Etude du Credit Suisse sur les perspectives du commerce de détail suisse

Le Credit Suisse publie aujourd’hui l’étude annuelle «Retail Outlook», en collaboration avec la société de conseil Fuhrer & Hotz. Pour 2014, les économistes du Credit Suisse anticipent une amélioration du climat de consommation en Suisse et une croissance de 1,5% des chiffres d’affaires nominaux du commerce de détail. Selon un sondage réalisé auprès de représentants du secteur, le commerce de détail aborde l’exercice 2014 avec une grande confiance. Trois entreprises sur quatre anticipent une progression des ventes par rapport à l’année dernière. Le commerce de détail helvétique est devenu plus compétitif en termes de prix au regard des pays voisins. En deux ans, l’écart des prix alimentaires par rapport à ces derniers est passé de 46% à 37%. La libéralisation des horaires d’ouverture des magasins profite en premier lieu aux consommateurs, mais également aux centres commerciaux périphériques et aux magasins de quartiers bien desservis sur le plan des transports, comme le montre le modèle utilisé dans l’étude.
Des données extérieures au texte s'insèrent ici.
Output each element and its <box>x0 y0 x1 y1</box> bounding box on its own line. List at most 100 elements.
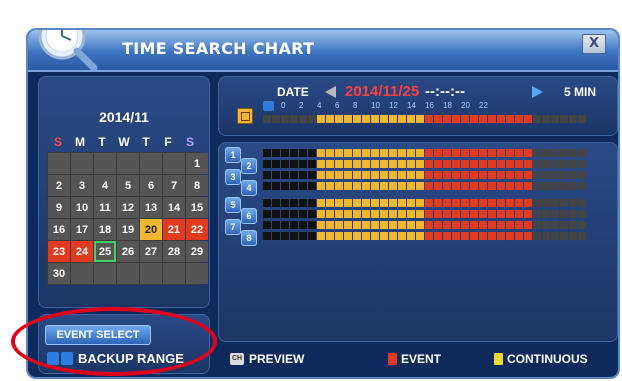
timeline-segment[interactable] <box>398 115 406 123</box>
timeline-segment[interactable] <box>299 210 307 218</box>
timeline-segment[interactable] <box>470 182 478 190</box>
timeline-segment[interactable] <box>488 115 496 123</box>
rewind-icon[interactable] <box>263 101 274 111</box>
timeline-segment[interactable] <box>272 160 280 168</box>
timeline-segment[interactable] <box>281 171 289 179</box>
timeline-segment[interactable] <box>560 160 568 168</box>
timeline-segment[interactable] <box>533 221 541 229</box>
timeline-segment[interactable] <box>434 171 442 179</box>
timeline-segment[interactable] <box>272 199 280 207</box>
timeline-segment[interactable] <box>371 182 379 190</box>
timeline-segment[interactable] <box>326 149 334 157</box>
timeline-segment[interactable] <box>479 149 487 157</box>
timeline-segment[interactable] <box>353 115 361 123</box>
timeline-segment[interactable] <box>452 221 460 229</box>
calendar-day-9[interactable]: 9 <box>48 197 70 218</box>
timeline-segment[interactable] <box>569 210 577 218</box>
timeline-segment[interactable] <box>533 171 541 179</box>
timeline-segment[interactable] <box>533 160 541 168</box>
timeline-segment[interactable] <box>389 199 397 207</box>
timeline-segment[interactable] <box>308 160 316 168</box>
timeline-segment[interactable] <box>281 149 289 157</box>
timeline-segment[interactable] <box>578 171 586 179</box>
timeline-segment[interactable] <box>533 115 541 123</box>
timeline-segment[interactable] <box>407 210 415 218</box>
calendar-day-28[interactable]: 28 <box>163 241 185 262</box>
timeline-segment[interactable] <box>290 160 298 168</box>
timeline-segment[interactable] <box>335 115 343 123</box>
timeline-segment[interactable] <box>443 232 451 240</box>
timeline-segment[interactable] <box>551 182 559 190</box>
timeline-segment[interactable] <box>443 221 451 229</box>
next-date-icon[interactable] <box>532 86 543 98</box>
timeline-segment[interactable] <box>272 149 280 157</box>
timeline-segment[interactable] <box>326 160 334 168</box>
timeline-segment[interactable] <box>479 210 487 218</box>
timeline-segment[interactable] <box>299 171 307 179</box>
timeline-segment[interactable] <box>317 210 325 218</box>
timeline-segment[interactable] <box>416 232 424 240</box>
timeline-segment[interactable] <box>506 115 514 123</box>
timeline-segment[interactable] <box>434 199 442 207</box>
timeline-segment[interactable] <box>416 171 424 179</box>
timeline-segment[interactable] <box>569 171 577 179</box>
timeline-segment[interactable] <box>515 210 523 218</box>
timeline-segment[interactable] <box>479 171 487 179</box>
timeline-segment[interactable] <box>425 171 433 179</box>
timeline-segment[interactable] <box>551 221 559 229</box>
timeline-segment[interactable] <box>560 232 568 240</box>
timeline-segment[interactable] <box>290 232 298 240</box>
timeline-segment[interactable] <box>425 149 433 157</box>
timeline-segment[interactable] <box>434 232 442 240</box>
timeline-segment[interactable] <box>434 149 442 157</box>
timeline-segment[interactable] <box>506 149 514 157</box>
timeline-segment[interactable] <box>326 115 334 123</box>
timeline-segment[interactable] <box>434 115 442 123</box>
timeline-segment[interactable] <box>461 199 469 207</box>
timeline-segment[interactable] <box>479 160 487 168</box>
timeline-segment[interactable] <box>389 182 397 190</box>
timeline-segment[interactable] <box>533 199 541 207</box>
prev-date-icon[interactable] <box>325 86 336 98</box>
calendar-day-8[interactable]: 8 <box>186 175 208 196</box>
timeline-segment[interactable] <box>506 199 514 207</box>
calendar-day-20[interactable]: 20 <box>140 219 162 240</box>
timeline-segment[interactable] <box>371 160 379 168</box>
timeline-segment[interactable] <box>542 160 550 168</box>
timeline-segment[interactable] <box>425 199 433 207</box>
timeline-segment[interactable] <box>389 232 397 240</box>
timeline-segment[interactable] <box>515 149 523 157</box>
timeline-segment[interactable] <box>515 199 523 207</box>
timeline-segment[interactable] <box>344 232 352 240</box>
timeline-segment[interactable] <box>497 221 505 229</box>
timeline-segment[interactable] <box>272 115 280 123</box>
timeline-segment[interactable] <box>515 160 523 168</box>
timeline-segment[interactable] <box>380 171 388 179</box>
timeline-segment[interactable] <box>263 115 271 123</box>
timeline-segment[interactable] <box>389 149 397 157</box>
timeline-segment[interactable] <box>578 199 586 207</box>
timeline-segment[interactable] <box>443 210 451 218</box>
timeline-segment[interactable] <box>542 221 550 229</box>
timeline-segment[interactable] <box>515 171 523 179</box>
calendar-day-5[interactable]: 5 <box>117 175 139 196</box>
timeline-segment[interactable] <box>317 160 325 168</box>
timeline-segment[interactable] <box>353 221 361 229</box>
timeline-segment[interactable] <box>308 232 316 240</box>
timeline-segment[interactable] <box>488 171 496 179</box>
timeline-segment[interactable] <box>452 160 460 168</box>
timeline-segment[interactable] <box>344 221 352 229</box>
timeline-segment[interactable] <box>515 115 523 123</box>
timeline-segment[interactable] <box>479 115 487 123</box>
timeline-segment[interactable] <box>524 115 532 123</box>
timeline-segment[interactable] <box>281 160 289 168</box>
timeline-segment[interactable] <box>578 182 586 190</box>
timeline-segment[interactable] <box>407 149 415 157</box>
timeline-segment[interactable] <box>398 182 406 190</box>
timeline-segment[interactable] <box>497 160 505 168</box>
timeline-segment[interactable] <box>416 115 424 123</box>
timeline-segment[interactable] <box>317 149 325 157</box>
timeline-segment[interactable] <box>551 115 559 123</box>
timeline-segment[interactable] <box>290 182 298 190</box>
timeline-segment[interactable] <box>497 115 505 123</box>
Après un exercice 2013 relativement ardu, les conditions sont favorables au commerce de détail pour 2014. L’immigration nette représentait quelque 80 000 personnes en 2013, et devrait rester à peu près aussi élevée en 2014, ce qui devrait apporter des dizaines de milliers de nouveaux consommateurs au commerce de détail helvétique. L’accélération de la dynamique conjoncturelle à l’étranger et la croissance économique toujours robuste en Suisse devraient contribuer à une amélioration persistante du climat de consommation, avec cependant des revers temporaires. Divers facteurs pénalisants de ces dernières années vont se réduire les prix ne devraient que faiblement reculer dans l'ensemble et le tourisme d'achat stagner à un niveau très élevé.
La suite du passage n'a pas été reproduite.